Special mention must be made of the extraordinary costumes designed by Hahnji Jang. Beautiful, complementary with fresh, fun accents like the Declaration of Independence on Jefferson’s fringed vest’s back and Betsy Ross’s peace sign bottom they work with the play and up the ante on the satirical tactics of confronting injustice with irreverent pop culture. The props designed by Joshua Yocom also worked very well as artifacts of the past and contemporary comment.
Usually, Boscobel House and Gardens in Garrison, which is an hour and a half drive from Albany, is an ideal location to savor a pre-show picnic event. HVSF’s tent was dripping wet and we tiptoed through puddles to enter and circle around the open playing space.

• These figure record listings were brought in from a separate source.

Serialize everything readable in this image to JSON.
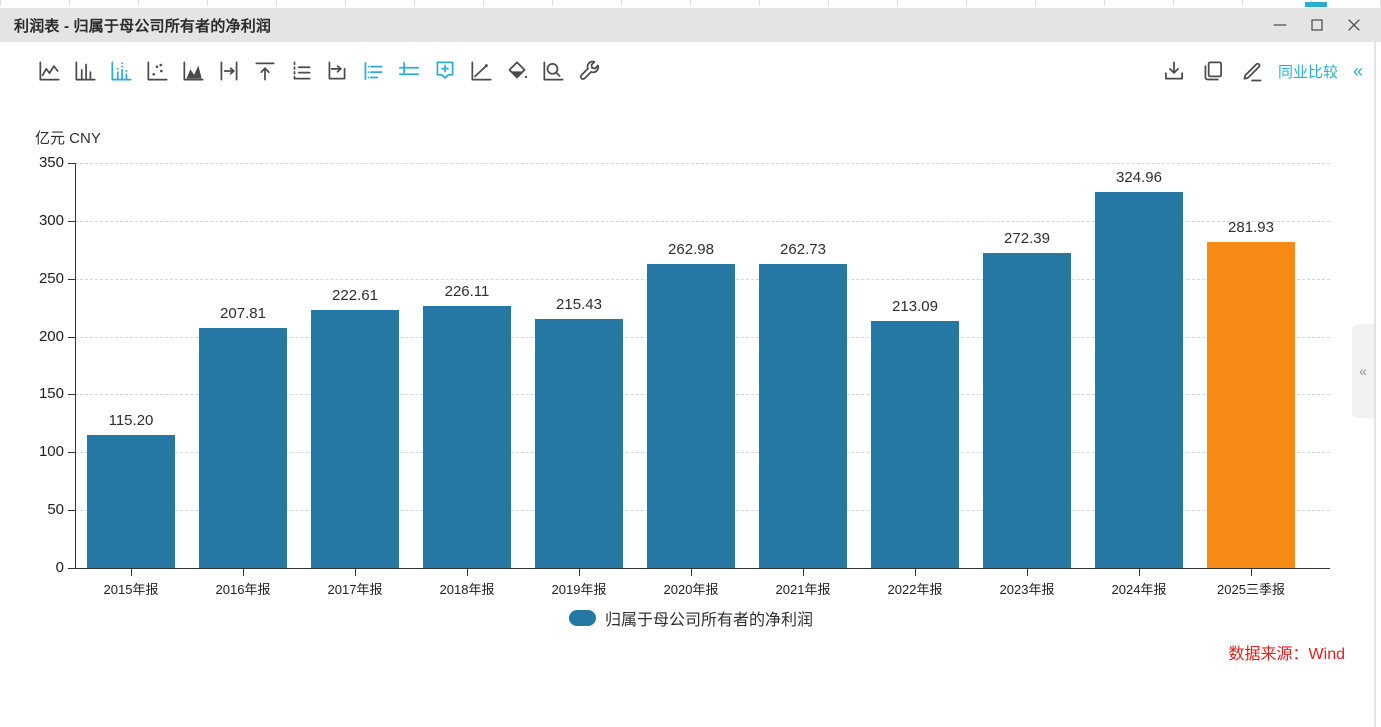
{
  "window": {
    "title": "利润表 - 归属于母公司所有者的净利润",
    "controls": {
      "minimize": "minimize",
      "maximize": "maximize",
      "close": "close"
    }
  },
  "toolbar": {
    "chart_type_icons": [
      {
        "name": "line-chart-icon",
        "active": false
      },
      {
        "name": "bar-chart-icon",
        "active": false
      },
      {
        "name": "dotted-bar-chart-icon",
        "active": true
      },
      {
        "name": "scatter-chart-icon",
        "active": false
      },
      {
        "name": "area-chart-icon",
        "active": false
      },
      {
        "name": "bar-width-icon",
        "active": false
      },
      {
        "name": "align-top-icon",
        "active": false
      },
      {
        "name": "axis-style-icon",
        "active": false
      },
      {
        "name": "shift-axis-icon",
        "active": false
      },
      {
        "name": "data-label-list-icon",
        "active": true
      },
      {
        "name": "legend-toggle-icon",
        "active": true
      },
      {
        "name": "add-box-icon",
        "active": true
      },
      {
        "name": "trend-line-icon",
        "active": false
      },
      {
        "name": "fill-color-icon",
        "active": false
      },
      {
        "name": "zoom-chart-icon",
        "active": false
      },
      {
        "name": "settings-wrench-icon",
        "active": false
      }
    ],
    "right_icons": [
      {
        "name": "download-icon"
      },
      {
        "name": "copy-icon"
      },
      {
        "name": "edit-chart-icon"
      }
    ],
    "peer_link_label": "同业比较",
    "collapse_glyph": "«"
  },
  "chart_data": {
    "type": "bar",
    "title": "归属于母公司所有者的净利润",
    "unit_label": "亿元 CNY",
    "categories": [
      "2015年报",
      "2016年报",
      "2017年报",
      "2018年报",
      "2019年报",
      "2020年报",
      "2021年报",
      "2022年报",
      "2023年报",
      "2024年报",
      "2025三季报"
    ],
    "values": [
      115.2,
      207.81,
      222.61,
      226.11,
      215.43,
      262.98,
      262.73,
      213.09,
      272.39,
      324.96,
      281.93
    ],
    "value_labels": [
      "115.20",
      "207.81",
      "222.61",
      "226.11",
      "215.43",
      "262.98",
      "262.73",
      "213.09",
      "272.39",
      "324.96",
      "281.93"
    ],
    "ylim": [
      0,
      350
    ],
    "ytick_step": 50,
    "grid": "horizontal-dashed",
    "legend_label": "归属于母公司所有者的净利润",
    "legend_position": "bottom-center",
    "bar_color": "#2577A4",
    "highlight_index": 10,
    "highlight_color": "#F58A14",
    "source_label": "数据来源：Wind",
    "source_color": "#E01E1E"
  },
  "side_tab": {
    "glyph": "«"
  },
  "colors": {
    "accent_teal": "#2BAECE",
    "icon_dark": "#4A4A4A",
    "titlebar_bg": "#E4E4E4"
  }
}
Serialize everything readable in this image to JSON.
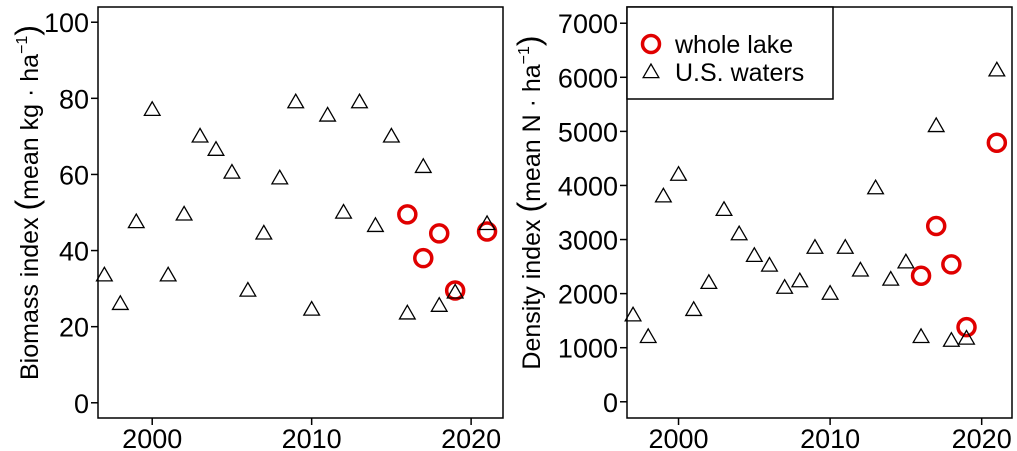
{
  "chart_data": [
    {
      "type": "scatter",
      "ylabel_main": "Biomass index ",
      "ylabel_unit": "mean kg · ha",
      "ylabel_sup": "−1",
      "xlim": [
        1996.6,
        2022.0
      ],
      "ylim": [
        -4,
        104
      ],
      "xticks": [
        2000,
        2010,
        2020
      ],
      "yticks": [
        0,
        20,
        40,
        60,
        80,
        100
      ],
      "series": [
        {
          "marker": "circle",
          "color": "#e00000",
          "points": [
            [
              2016,
              49.5
            ],
            [
              2017,
              38.0
            ],
            [
              2018,
              44.5
            ],
            [
              2019,
              29.5
            ],
            [
              2021,
              45.0
            ]
          ]
        },
        {
          "marker": "triangle",
          "color": "#000000",
          "points": [
            [
              1997,
              33.5
            ],
            [
              1998,
              26.0
            ],
            [
              1999,
              47.5
            ],
            [
              2000,
              77.0
            ],
            [
              2001,
              33.5
            ],
            [
              2002,
              49.5
            ],
            [
              2003,
              70.0
            ],
            [
              2004,
              66.5
            ],
            [
              2005,
              60.5
            ],
            [
              2006,
              29.5
            ],
            [
              2007,
              44.5
            ],
            [
              2008,
              59.0
            ],
            [
              2009,
              79.0
            ],
            [
              2010,
              24.5
            ],
            [
              2011,
              75.5
            ],
            [
              2012,
              50.0
            ],
            [
              2013,
              79.0
            ],
            [
              2014,
              46.5
            ],
            [
              2015,
              70.0
            ],
            [
              2016,
              23.5
            ],
            [
              2017,
              62.0
            ],
            [
              2018,
              25.5
            ],
            [
              2019,
              29.0
            ],
            [
              2021,
              47.0
            ]
          ]
        }
      ]
    },
    {
      "type": "scatter",
      "ylabel_main": "Density index ",
      "ylabel_unit": "mean N · ha",
      "ylabel_sup": "−1",
      "xlim": [
        1996.6,
        2022.0
      ],
      "ylim": [
        -300,
        7300
      ],
      "xticks": [
        2000,
        2010,
        2020
      ],
      "yticks": [
        0,
        1000,
        2000,
        3000,
        4000,
        5000,
        6000,
        7000
      ],
      "legend": {
        "position": "top-left",
        "entries": [
          {
            "label": "whole lake",
            "marker": "circle"
          },
          {
            "label": "U.S. waters",
            "marker": "triangle"
          }
        ]
      },
      "series": [
        {
          "name": "whole lake",
          "marker": "circle",
          "color": "#e00000",
          "points": [
            [
              2016,
              2330
            ],
            [
              2017,
              3250
            ],
            [
              2018,
              2540
            ],
            [
              2019,
              1380
            ],
            [
              2021,
              4790
            ]
          ]
        },
        {
          "name": "U.S. waters",
          "marker": "triangle",
          "color": "#000000",
          "points": [
            [
              1997,
              1600
            ],
            [
              1998,
              1200
            ],
            [
              1999,
              3800
            ],
            [
              2000,
              4200
            ],
            [
              2001,
              1700
            ],
            [
              2002,
              2200
            ],
            [
              2003,
              3550
            ],
            [
              2004,
              3100
            ],
            [
              2005,
              2700
            ],
            [
              2006,
              2520
            ],
            [
              2007,
              2110
            ],
            [
              2008,
              2230
            ],
            [
              2009,
              2850
            ],
            [
              2010,
              2000
            ],
            [
              2011,
              2850
            ],
            [
              2012,
              2430
            ],
            [
              2013,
              3950
            ],
            [
              2014,
              2260
            ],
            [
              2015,
              2580
            ],
            [
              2016,
              1200
            ],
            [
              2017,
              5100
            ],
            [
              2018,
              1130
            ],
            [
              2019,
              1170
            ],
            [
              2021,
              6130
            ]
          ]
        }
      ]
    }
  ]
}
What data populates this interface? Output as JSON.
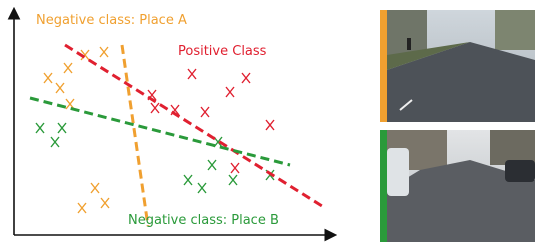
{
  "labels": {
    "negative_a": "Negative class: Place A",
    "positive": "Positive Class",
    "negative_b": "Negative class: Place B"
  }
}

The elements of nature abetted the lighting design of Reza Behjat. As the rain poured down, we heard “I just think it’s not very nice to own people.” Just as dusk arrived, the skies cleared and Martha asked an open and cloudless night “You think I’m going to have to answer for this at judgement day?”
“The Most Spectacularly Lamentable Trial of Miz Martha Washington” holds a mirror up to America and the crimes and sins of its past, reveling in the outrageous freedom to call to account our most revered founders. It’s a fantastic play that challenges, amuses and shakes you to respond.